We live in a community where people elect leaders to govern and act as oversight to matters that involve the populace. At the most ideal scenario, a leader encompasses all the attributes that make a person a cut above the rest—noble, selfless, and capable of rendering what is good. 

But try as we might to epitomise leaders by virtue of certain traits; in reality, these very same people which the public is supposed to be looking up to are not always who they claim to be.

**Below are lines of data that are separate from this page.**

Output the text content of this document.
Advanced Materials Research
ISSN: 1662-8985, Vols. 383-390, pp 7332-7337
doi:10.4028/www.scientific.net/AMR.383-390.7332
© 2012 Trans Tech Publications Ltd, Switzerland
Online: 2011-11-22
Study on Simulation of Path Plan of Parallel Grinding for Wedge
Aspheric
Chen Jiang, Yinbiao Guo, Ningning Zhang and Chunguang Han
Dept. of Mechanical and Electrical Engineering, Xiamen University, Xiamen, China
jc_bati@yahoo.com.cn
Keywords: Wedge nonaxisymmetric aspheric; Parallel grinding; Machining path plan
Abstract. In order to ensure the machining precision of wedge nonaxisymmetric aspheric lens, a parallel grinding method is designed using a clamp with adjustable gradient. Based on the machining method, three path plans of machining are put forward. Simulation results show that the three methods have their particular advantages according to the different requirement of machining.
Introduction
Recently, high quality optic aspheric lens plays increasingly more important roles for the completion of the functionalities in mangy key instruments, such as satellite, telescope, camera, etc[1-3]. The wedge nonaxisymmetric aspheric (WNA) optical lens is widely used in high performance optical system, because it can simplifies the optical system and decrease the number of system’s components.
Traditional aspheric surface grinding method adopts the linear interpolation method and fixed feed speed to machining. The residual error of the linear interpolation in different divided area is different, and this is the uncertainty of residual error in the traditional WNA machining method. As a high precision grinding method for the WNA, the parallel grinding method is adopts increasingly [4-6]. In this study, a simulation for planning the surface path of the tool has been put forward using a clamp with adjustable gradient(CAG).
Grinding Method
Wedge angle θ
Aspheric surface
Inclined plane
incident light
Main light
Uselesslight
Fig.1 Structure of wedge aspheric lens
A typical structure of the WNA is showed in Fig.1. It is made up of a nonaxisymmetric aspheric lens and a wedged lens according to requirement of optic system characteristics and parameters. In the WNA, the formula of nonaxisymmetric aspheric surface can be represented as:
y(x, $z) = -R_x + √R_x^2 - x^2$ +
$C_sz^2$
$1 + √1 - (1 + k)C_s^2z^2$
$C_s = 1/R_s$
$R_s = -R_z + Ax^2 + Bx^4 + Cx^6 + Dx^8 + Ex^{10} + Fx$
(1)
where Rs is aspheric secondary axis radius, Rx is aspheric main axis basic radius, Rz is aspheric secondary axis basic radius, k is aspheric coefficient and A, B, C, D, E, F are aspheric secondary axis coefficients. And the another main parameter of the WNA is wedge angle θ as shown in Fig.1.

Without the façade, most go to the contrary of what is basically the ideal—selfish, drawn to power and prestige and erroneous in their ways, much to the detriment of their subjects.

Time and time again, we have seen how leadership change and, much like the meme which alludes to the idea of the need to change a baby’s diaper, these “leaders” were replaced for the exact same reason—to be euphemistic, they simply had to be because they embody what people actually not like.

Although we would have past leaders as greatest precedents of this negative view of leadership, even modern leaders themselves—who would have known better than to follow the fault of their ancestors—are not necessarily better than the people they are supplanting—they, too, are corrupt; only differently as driven by the altered landscape of politics.

In light of all the problems that the old and the new exhibit, it is not that hard to surmise what makes great leaders based on the errors we saw and are seeing from the people placed on the pedestal of service.

But what better way to illustrate this sentiment than in verses well-written directly to our leaders from the past and the present:

To our old leaders

Your time had come and had served your purpose. 

Whether you failed or not to live up to your promises is your own legacy. 

Be glad if you do as you had surely made a difference. 

If you did not, learn to give up and let another with a promise fulfil his/her own in your place. 

Your placement is not indefinite, but only temporal—do not overstay your welcome. 

In your corrupt ways, you had only served yourself and not others. 

There is no need to prolong the inevitable—hand over the baton to someone more capable and more fitting. 

By so doing, you are significantly reducing the damage you are unwittingly—or wittingly—inflicting. 

You may have gotten away from it. 

But know that your deeds are forever in the annals of history and in the minds of the people who see through them.

They are not blind even when you think yourself invisible under the cloak of shadow.

To our new leaders

You have seen the faults of the leaders before you and yet you did not stray away from them. 

Instead, you merely moulded the same errors in your own ways, thinking they will not be noticed. 

You are as corrupt as the people you tried to replace, only differently.

In the age of open expression, you had lost a sense of indiscretion. 

It is one thing to show your opinions and feelings openly, but it is another to choose to embarrass yourself in public. 

Never forget about decency—we are all ugly when naked.

You might think yourself as better than those you succeeded due to their own lacking or shortcoming. 

But know that it takes compassion and humility than intelligence to be a greater person.

Keep your head low and your feet on the ground.

You are not any different from the people you are overseeing. 

Only God and His angels can be in that high a pedestal.